European Voice: MEPs divided over breaking up the eurozone’s biggest banks


The revised banking structure proposal will reduce affected banks to ten.

MEPs revisited the causes of the 2008 financial crisis on 21 January as they debated new rules that could lead to some of Europe’s largest banks being broken up. Centre-left and Green members accused the centre-right of being unwilling to take on banks that they describe as “too big to fail, too big to save and too big to resolve”.

Many MEPs believe that the revision of the law advanced by Gunnar Hökmark, who is the European Parliament’s lead rapporteur on the matter, ignores the lessons of the financial crisis, namely that risk-taking universal banks – like Royal Bank of Scotland in the UK, or Bankia in Spain – pose a systemic risk to European economies.

“Some are arguing that after producing an alphabet soup [of financial regulators] we should stop regulating and focus on growth,” warned Jakob von Weizsäcker, a German MEP co-ordinating the centre-left’s position.

By contrast, Hökmark, a Swedish centre-right MEP, argued that universal banks ought to be cherished rather than broken up. “We cannot say that universal banks as such, by being more universal are more risky, rather it is the other way round,” he said. However, lobby group Finance Watch said Hökmark’s amendments would “hollow out” the Commission’s 2014 proposal, leaving an “ineffective shell regulation”.

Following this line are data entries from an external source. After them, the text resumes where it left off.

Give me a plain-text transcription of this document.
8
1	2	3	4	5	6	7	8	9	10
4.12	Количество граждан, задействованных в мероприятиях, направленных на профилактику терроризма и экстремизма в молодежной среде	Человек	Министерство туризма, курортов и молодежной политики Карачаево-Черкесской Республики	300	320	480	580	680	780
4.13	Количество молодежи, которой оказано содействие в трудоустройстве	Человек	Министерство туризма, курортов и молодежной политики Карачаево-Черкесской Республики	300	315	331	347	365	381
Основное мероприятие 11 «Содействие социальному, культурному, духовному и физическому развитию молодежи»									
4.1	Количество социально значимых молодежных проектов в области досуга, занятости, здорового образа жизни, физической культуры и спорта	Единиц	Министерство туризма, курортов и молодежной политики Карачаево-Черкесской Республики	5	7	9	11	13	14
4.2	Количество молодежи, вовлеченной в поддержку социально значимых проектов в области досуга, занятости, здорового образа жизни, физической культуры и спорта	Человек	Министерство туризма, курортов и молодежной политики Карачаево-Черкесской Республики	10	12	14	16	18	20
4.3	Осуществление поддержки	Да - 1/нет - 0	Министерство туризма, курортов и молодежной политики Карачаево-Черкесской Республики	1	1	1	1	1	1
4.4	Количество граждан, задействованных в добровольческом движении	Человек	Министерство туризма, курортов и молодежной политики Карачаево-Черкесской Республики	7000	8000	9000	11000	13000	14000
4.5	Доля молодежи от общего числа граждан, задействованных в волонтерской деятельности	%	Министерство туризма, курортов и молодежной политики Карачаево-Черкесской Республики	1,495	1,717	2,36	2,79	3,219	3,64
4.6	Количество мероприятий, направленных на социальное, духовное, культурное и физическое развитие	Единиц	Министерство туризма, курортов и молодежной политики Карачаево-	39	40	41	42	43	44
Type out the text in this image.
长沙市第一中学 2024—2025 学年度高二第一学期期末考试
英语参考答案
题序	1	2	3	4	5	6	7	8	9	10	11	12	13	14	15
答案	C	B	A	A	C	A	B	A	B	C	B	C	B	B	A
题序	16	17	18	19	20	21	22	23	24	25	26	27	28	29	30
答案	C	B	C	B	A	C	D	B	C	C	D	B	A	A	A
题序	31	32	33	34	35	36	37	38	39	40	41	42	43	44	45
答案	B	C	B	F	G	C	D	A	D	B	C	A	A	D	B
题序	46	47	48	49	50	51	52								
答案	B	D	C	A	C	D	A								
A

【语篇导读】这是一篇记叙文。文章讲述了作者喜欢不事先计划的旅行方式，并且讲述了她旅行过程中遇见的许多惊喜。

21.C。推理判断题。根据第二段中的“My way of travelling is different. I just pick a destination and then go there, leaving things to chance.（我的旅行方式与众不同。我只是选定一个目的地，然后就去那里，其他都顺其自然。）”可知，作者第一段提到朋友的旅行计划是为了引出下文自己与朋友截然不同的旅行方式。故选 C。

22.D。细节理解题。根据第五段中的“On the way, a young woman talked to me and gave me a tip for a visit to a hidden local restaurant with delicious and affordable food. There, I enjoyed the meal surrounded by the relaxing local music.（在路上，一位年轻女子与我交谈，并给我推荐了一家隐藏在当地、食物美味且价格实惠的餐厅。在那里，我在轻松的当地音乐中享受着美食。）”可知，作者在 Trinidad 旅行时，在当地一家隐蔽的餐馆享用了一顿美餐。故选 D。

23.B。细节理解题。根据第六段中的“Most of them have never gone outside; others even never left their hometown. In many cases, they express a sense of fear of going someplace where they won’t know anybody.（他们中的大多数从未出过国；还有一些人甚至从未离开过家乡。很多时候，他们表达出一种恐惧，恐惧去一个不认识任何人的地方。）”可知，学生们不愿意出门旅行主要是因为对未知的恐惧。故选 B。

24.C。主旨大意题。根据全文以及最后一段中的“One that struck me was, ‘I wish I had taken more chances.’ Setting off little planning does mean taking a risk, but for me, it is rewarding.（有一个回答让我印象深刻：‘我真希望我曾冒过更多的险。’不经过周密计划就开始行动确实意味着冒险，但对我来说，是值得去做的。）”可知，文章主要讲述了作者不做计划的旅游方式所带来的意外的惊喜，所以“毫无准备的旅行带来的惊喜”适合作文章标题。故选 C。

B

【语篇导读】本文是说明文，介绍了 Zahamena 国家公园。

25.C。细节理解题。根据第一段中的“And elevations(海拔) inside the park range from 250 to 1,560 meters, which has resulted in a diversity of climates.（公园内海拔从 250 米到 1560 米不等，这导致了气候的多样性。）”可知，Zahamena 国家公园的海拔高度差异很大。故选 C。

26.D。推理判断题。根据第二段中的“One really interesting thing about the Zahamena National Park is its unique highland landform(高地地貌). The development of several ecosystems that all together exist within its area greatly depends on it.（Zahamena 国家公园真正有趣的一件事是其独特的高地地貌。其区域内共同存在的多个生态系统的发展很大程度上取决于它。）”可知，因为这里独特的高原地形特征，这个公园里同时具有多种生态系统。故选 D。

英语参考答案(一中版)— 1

Sylvie Goulard, a French MEP who is co-ordinating the liberals’ response to the proposal, offered some support for Hökmark. “It is good that it takes into account growth and investment,” Goulard told the committee. “We [also] need to preserve the competitiveness of our investments and financial institutions.”

Syed Kamall, a British MEP from the European Conservatives and Reformists (ECR), said his group broadly support Hökmark.

Michel Barnier, the European commissioner for internal market and services 2010-12, proposed a year ago that the European Central Bank should have the power but not the obligation to break up banks over a certain threshold, which would have captured 30 of the EU’s largest banks. Estimates are that Hökmark’s amendments would reduce the number of affected banks to below ten.